El tribunal dio por establecidos tres delitos:
El primero y segundo afectan a una víctima de 15 años. El primer episodio ocurrió en marzo de 2024, durante la jornada escolar, al interior del establecimiento educacional. El segundo se produjo en junio del mismo año, en un centro comercial de Iquique, mientras un grupo de estudiantes realizaba compras para actividades vinculadas al aniversario del colegio. En ambos casos, el condenado realizó tocaciones de carácter sexual, aprovechando instancias de cercanía y confianza propias de su rol docente.
El tercer delito corresponde a una segunda víctima, de 17 años, y tuvo lugar también en junio de 2024, al interior de un aula del mismo establecimiento educacional. En esa ocasión, el profesor efectuó tocaciones sobre el cuerpo y la vestimenta de la estudiante.
Durante el juicio, la Fiscalía presentó un conjunto probatorio robusto: testimonios de las víctimas, de familiares y compañeros, además de peritajes psicológicos que dieron cuenta de una grave afectación emocional en ambas adolescentes. La reiteración de las conductas y el contexto de autoridad fueron elementos clave para configurar la agravante.
El Ministerio Público calificó los hechos como abuso sexual por sorpresa en carácter de reiterado y, considerando la circunstancia agravante de haber sido cometidos en su calidad de educador, solicitó la pena de seis años de presidio menor en su grado máximo. La lectura de la sentencia definitiva quedó fijada para el jueves 7 de mayo.
Aquí estamos frente a una fractura pública entre lo que se predica y lo que se hace.
El mundo republicano —inspirado en tradiciones conservadoras que remiten a pensadores como Edmund Burke— ha construido buena parte de su legitimidad sobre la defensa del orden moral, la familia y la autoridad.

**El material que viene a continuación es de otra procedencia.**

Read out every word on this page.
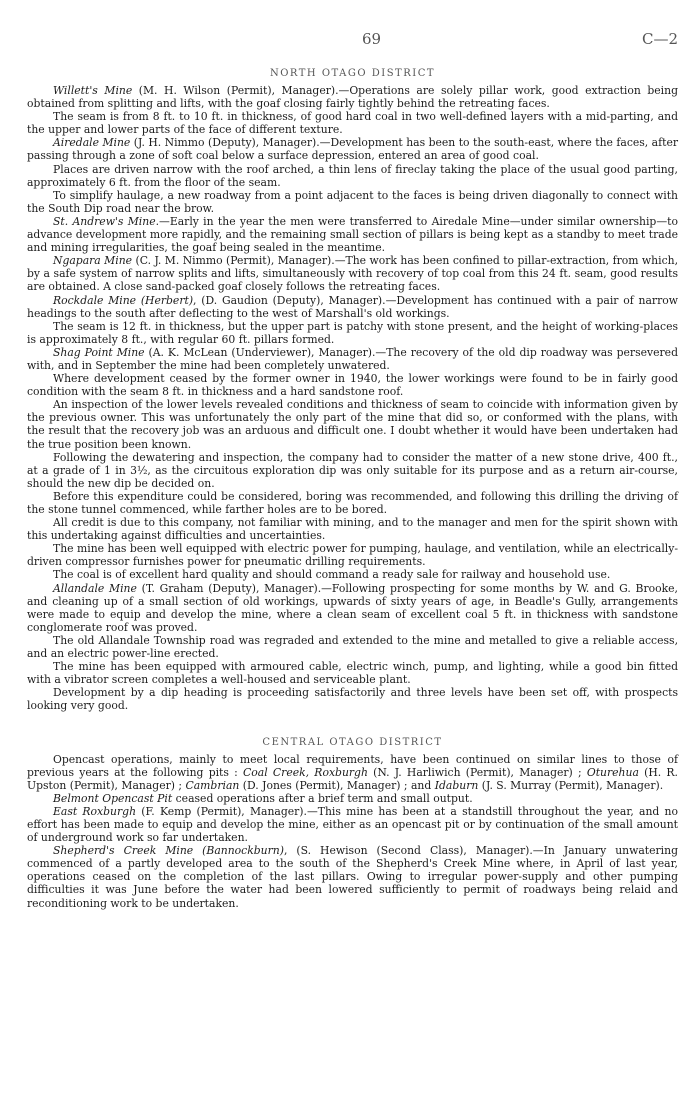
69	C—2
NORTH OTAGO DISTRICT

Willett's Mine (M. H. Wilson (Permit), Manager).—Operations are solely pillar work, good extraction being obtained from splitting and lifts, with the goaf closing fairly tightly behind the retreating faces.

The seam is from 8 ft. to 10 ft. in thickness, of good hard coal in two well-defined layers with a mid-parting, and the upper and lower parts of the face of different texture.

Airedale Mine (J. H. Nimmo (Deputy), Manager).—Development has been to the south-east, where the faces, after passing through a zone of soft coal below a surface depression, entered an area of good coal.

Places are driven narrow with the roof arched, a thin lens of fireclay taking the place of the usual good parting, approximately 6 ft. from the floor of the seam.

To simplify haulage, a new roadway from a point adjacent to the faces is being driven diagonally to connect with the South Dip road near the brow.

St. Andrew's Mine.—Early in the year the men were transferred to Airedale Mine—under similar ownership—to advance development more rapidly, and the remaining small section of pillars is being kept as a standby to meet trade and mining irregularities, the goaf being sealed in the meantime.

Ngapara Mine (C. J. M. Nimmo (Permit), Manager).—The work has been confined to pillar-extraction, from which, by a safe system of narrow splits and lifts, simultaneously with recovery of top coal from this 24 ft. seam, good results are obtained. A close sand-packed goaf closely follows the retreating faces.

Rockdale Mine (Herbert), (D. Gaudion (Deputy), Manager).—Development has continued with a pair of narrow headings to the south after deflecting to the west of Marshall's old workings.

The seam is 12 ft. in thickness, but the upper part is patchy with stone present, and the height of working-places is approximately 8 ft., with regular 60 ft. pillars formed.

Shag Point Mine (A. K. McLean (Underviewer), Manager).—The recovery of the old dip roadway was persevered with, and in September the mine had been completely unwatered.

Where development ceased by the former owner in 1940, the lower workings were found to be in fairly good condition with the seam 8 ft. in thickness and a hard sandstone roof.

An inspection of the lower levels revealed conditions and thickness of seam to coincide with information given by the previous owner. This was unfortunately the only part of the mine that did so, or conformed with the plans, with the result that the recovery job was an arduous and difficult one. I doubt whether it would have been undertaken had the true position been known.

Following the dewatering and inspection, the company had to consider the matter of a new stone drive, 400 ft., at a grade of 1 in 3½, as the circuitous exploration dip was only suitable for its purpose and as a return air-course, should the new dip be decided on.

Before this expenditure could be considered, boring was recommended, and following this drilling the driving of the stone tunnel commenced, while farther holes are to be bored.

All credit is due to this company, not familiar with mining, and to the manager and men for the spirit shown with this undertaking against difficulties and uncertainties.

The mine has been well equipped with electric power for pumping, haulage, and ventilation, while an electrically-driven compressor furnishes power for pneumatic drilling requirements.

The coal is of excellent hard quality and should command a ready sale for railway and household use.

Allandale Mine (T. Graham (Deputy), Manager).—Following prospecting for some months by W. and G. Brooke, and cleaning up of a small section of old workings, upwards of sixty years of age, in Beadle's Gully, arrangements were made to equip and develop the mine, where a clean seam of excellent coal 5 ft. in thickness with sandstone conglomerate roof was proved.

The old Allandale Township road was regraded and extended to the mine and metalled to give a reliable access, and an electric power-line erected.

The mine has been equipped with armoured cable, electric winch, pump, and lighting, while a good bin fitted with a vibrator screen completes a well-housed and serviceable plant.

Development by a dip heading is proceeding satisfactorily and three levels have been set off, with prospects looking very good.

CENTRAL OTAGO DISTRICT

Opencast operations, mainly to meet local requirements, have been continued on similar lines to those of previous years at the following pits : Coal Creek, Roxburgh (N. J. Harliwich (Permit), Manager) ; Oturehua (H. R. Upston (Permit), Manager) ; Cambrian (D. Jones (Permit), Manager) ; and Idaburn (J. S. Murray (Permit), Manager).

Belmont Opencast Pit ceased operations after a brief term and small output.

East Roxburgh (F. Kemp (Permit), Manager).—This mine has been at a standstill throughout the year, and no effort has been made to equip and develop the mine, either as an opencast pit or by continuation of the small amount of underground work so far undertaken.

Shepherd's Creek Mine (Bannockburn), (S. Hewison (Second Class), Manager).—In January unwatering commenced of a partly developed area to the south of the Shepherd's Creek Mine where, in April of last year, operations ceased on the completion of the last pillars. Owing to irregular power-supply and other pumping difficulties it was June before the water had been lowered sufficiently to permit of roadways being relaid and reconditioning work to be undertaken.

Esa autoridad, en su versión más noble, no es dominación, sino responsabilidad. Burke lo decía con claridad: la sociedad es un pacto entre generaciones, y ese pacto exige custodios, no depredadores.
Cuando quien debía custodiar traiciona ese rol, no solo delinque, corroe el fundamento mismo del discurso que decía encarnar.
Aquí es donde la crítica debe ser incómoda, no porque la militancia determine la culpabilidad —eso sería una barbaridad—, sino porque la coherencia sí importa cuando se construye capital político sobre la superioridad moral.
El jurista Luigi Ferrajoli ha insistido en que el derecho penal debe ser ciego a las identidades ideológicas. Y tiene razón, la condena debe fundarse exclusivamente en hechos probados. Pero eso no impide —ni debería impedir— el juicio político y ético posterior. Porque la sociedad no solo sanciona delitos; también evalúa relatos.
Resulta imposible no recordar la crítica de Slavoj Zizek a las ideologías que funcionan como “máscaras de la realidad ”: estructuras discursivas que proclaman orden mientras ocultan desorden, que exaltan la pureza mientras incuban lo que dicen combatir.
Pero aún hay otra dimensión, quizás más perturbadora. Un profesor no es simplemente un trabajador, es un puente entre el mundo y quienes recién ingresan a él. Cuando ese puente se corrompe, el daño no es solo individual... Es civilizatorio.
Hay preguntas más profundas, ¿qué ocurre cuando quienes levantan banderas morales, como los republicanos y su moral ultraconservadora, no están a la altura de ellas? ¿Se trata de excepciones trágicas o de síntomas de algo más amplio?
No hay una respuesta automática, pero sí una exigencia mínima, la misma severidad moral que se aplica hacia afuera debe aplicarse hacia adentro. Sin matices. Sin silencios estratégicos. Sin relativizaciones. Porque si algo que difumina más rápido la credibilidad que el error, es la hipocresía.